Lawford and Ramsey note “out-of school activities are useful in growing developmental assets in youth as they transition into adulthood. As such, activities can introduce young people to a specific goal that might serve as a sense of purpose, or alternatively can offer the practice and experience that allow youth to advance a pre-established sense of purpose."
Dr. Price-Mitchell introduces The Compass Advantage and offers many examples of this and of parental involvement in her book, Tomorrow's Change Makers: Reclaiming the Power of Citizenship for a New Generation. Out-of-school activities provided her research participants with numerous developmental benefits, including new perspectives, planning and problem-solving skills, communication skills, and the development of empathy and self-awareness.
7 Habits of Nurturing Adults
How do parents and other adult mentors use The Compass Advantage in practice? Children flourish with the aid of caring adults who nurture the core Compass abilities. Price-Mitchell explains the seven practices, shared by teens, that parents and mentors adopt:
- Notice when teens feel challenged.
- Encourage positive risk-taking.
- Recognize and value unique interests.
- Support creative approaches to expression.
- Help make connections.
- Stand alongside them.
- Invite deep conversations.
Instilling the core Compass abilities in adolescents — whether you are a parent, coach, educator or aunt — is essential for positive youth development if we want to inspire young people to thrive and make a difference, to become responsible citizens and tomorrow’s change makers.
Damon, William.
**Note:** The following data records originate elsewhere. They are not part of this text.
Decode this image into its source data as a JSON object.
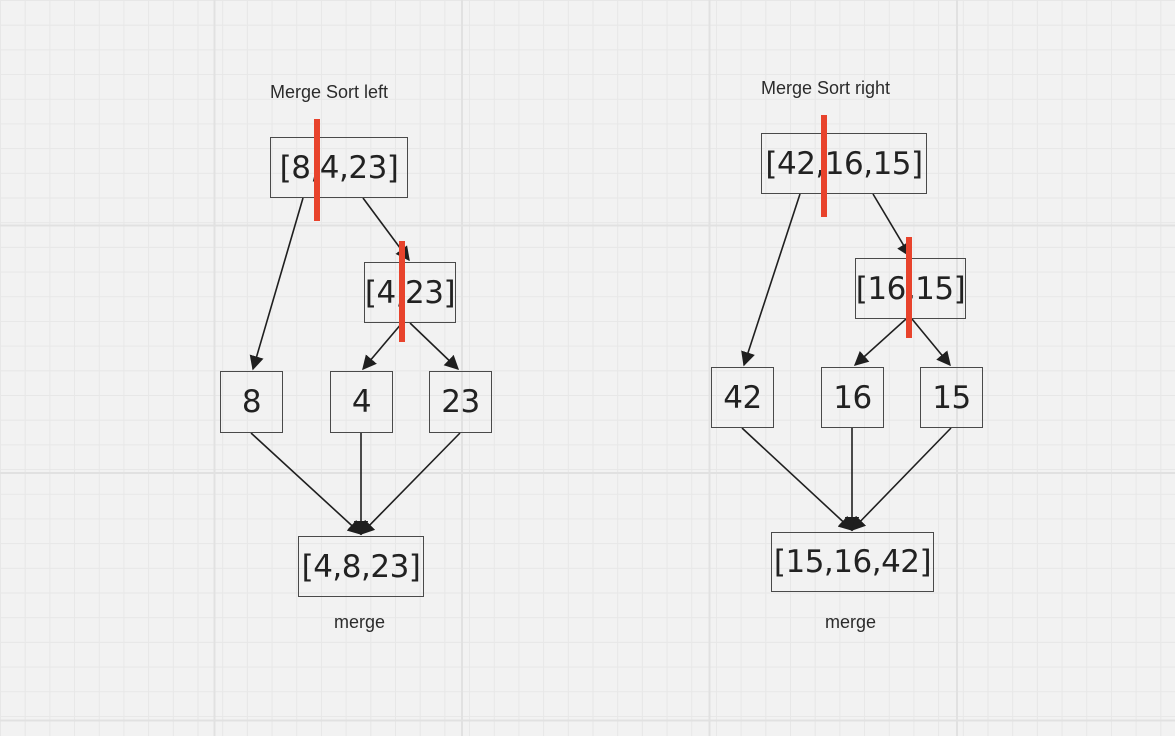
{
  "left": {
    "title": "Merge Sort left",
    "root": "[8,4,23]",
    "split": "[4,23]",
    "leaves": [
      "8",
      "4",
      "23"
    ],
    "result": "[4,8,23]",
    "result_label": "merge"
  },
  "right": {
    "title": "Merge Sort right",
    "root": "[42,16,15]",
    "split": "[16,15]",
    "leaves": [
      "42",
      "16",
      "15"
    ],
    "result": "[15,16,42]",
    "result_label": "merge"
  },
  "colors": {
    "split_marker": "#e8432c",
    "node_border": "#4a4a4a",
    "edge": "#1f1f1f",
    "background": "#f2f2f2"
  }
}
The Path to Purpose: How Young People Find Their Calling in Life. New York: Free Press (2008; paperback 2009)
Lawford, Heather L.; Ramey, Heather L. “Now I know I can make a difference”: Generativity and activity engagement as predictors of meaning making in adolescents and emerging adults. Developmental Psychology, Vol 51(10), Oct 2015, 1395-1406. http://dx.doi.org/10.1037/dev0000034
Price-Mitchell, Marilyn. Tomorrow's Change Makers: Reclaiming the Power of Citizenship for a New Generation. Bainbridge Island, Washington: Eagle Harbor Publishing, 2015.